Jonathan Schroeder - Featured Faculty 2014
Jonathan Schroeder
College of Liberal Arts
Jonathan Schroeder is the William A. Kern Professor of Communications in the School of Communication in the College of Liberal Arts. His research interests are in the intersections of branding, marketing communication, photography, and visual culture.
I am especially interested in photography and how it works within advertising, branding, social media, and strategic communication. RIT has been a productive place for my work.

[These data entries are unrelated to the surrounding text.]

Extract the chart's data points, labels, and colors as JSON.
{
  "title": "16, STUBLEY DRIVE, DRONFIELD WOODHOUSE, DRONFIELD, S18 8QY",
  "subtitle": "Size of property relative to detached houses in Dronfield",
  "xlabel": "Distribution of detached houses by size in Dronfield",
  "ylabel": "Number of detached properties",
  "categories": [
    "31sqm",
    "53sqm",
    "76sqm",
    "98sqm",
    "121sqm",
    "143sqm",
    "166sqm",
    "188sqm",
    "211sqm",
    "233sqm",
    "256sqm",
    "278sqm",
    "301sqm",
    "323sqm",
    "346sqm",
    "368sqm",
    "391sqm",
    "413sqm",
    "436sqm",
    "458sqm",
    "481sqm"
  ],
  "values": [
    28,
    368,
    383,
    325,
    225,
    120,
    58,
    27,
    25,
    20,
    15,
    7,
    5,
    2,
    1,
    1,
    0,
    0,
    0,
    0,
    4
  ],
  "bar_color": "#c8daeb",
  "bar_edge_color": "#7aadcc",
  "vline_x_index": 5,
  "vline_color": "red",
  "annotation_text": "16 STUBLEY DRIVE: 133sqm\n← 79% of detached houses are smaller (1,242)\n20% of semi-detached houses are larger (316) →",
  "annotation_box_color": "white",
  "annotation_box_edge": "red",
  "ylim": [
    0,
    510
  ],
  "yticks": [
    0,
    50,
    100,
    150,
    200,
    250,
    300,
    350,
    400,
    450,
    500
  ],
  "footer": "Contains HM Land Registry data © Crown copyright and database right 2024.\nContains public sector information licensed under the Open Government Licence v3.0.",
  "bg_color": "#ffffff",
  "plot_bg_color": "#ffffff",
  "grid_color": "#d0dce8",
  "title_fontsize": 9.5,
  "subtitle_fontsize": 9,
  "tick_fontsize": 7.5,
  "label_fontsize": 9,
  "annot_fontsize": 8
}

An ongoing research project is to develop a series of historical and contemporary examples to trace a visual genealogy of the ubiquitous selfie. Preliminary work has identified several interdisciplinary ways of framing the selfie, including self-portraiture, the snapshot, and self-presentation. As a contemporary version of the self-portrait, the selfie, rooted as it is in participatory consumer culture of new media forms, can be characterized as a significant form of self-expression, in which power may be subtly shifting to the hands of the consumers from the owners of social networking and image-sharing sites, while at the same time generating concerns over appropriation, privacy, security and surveillance. For brands, selfies have been deployed as new strategic tools to promote brands as authentic, to invoke the “average consumer” as a credible product endorser, and to show how brands might fit in with consumers’ lifestyles. I have found that within strategic brand communication, selfies invoke a realist interpretive frame that supports a range of powerful, positive associations for consumers, while at the same time valorizing a sense of staged spontaneity, in the moment, “authentic” record of consumer experience. Insights from this project include how strategic uses of the selfie reveal shifts in the traditional functions of the advertising photograph, from sources of information, persuasion and representation to emblems of celebrity, digital existence, and social currency. By taking a close look at how strategic imagery utilizes the selfie, insight is gained into how contemporary visual culture articulates certain assumptions about authenticity and lived experience, and how such articulations construct viewers as consuming subjects.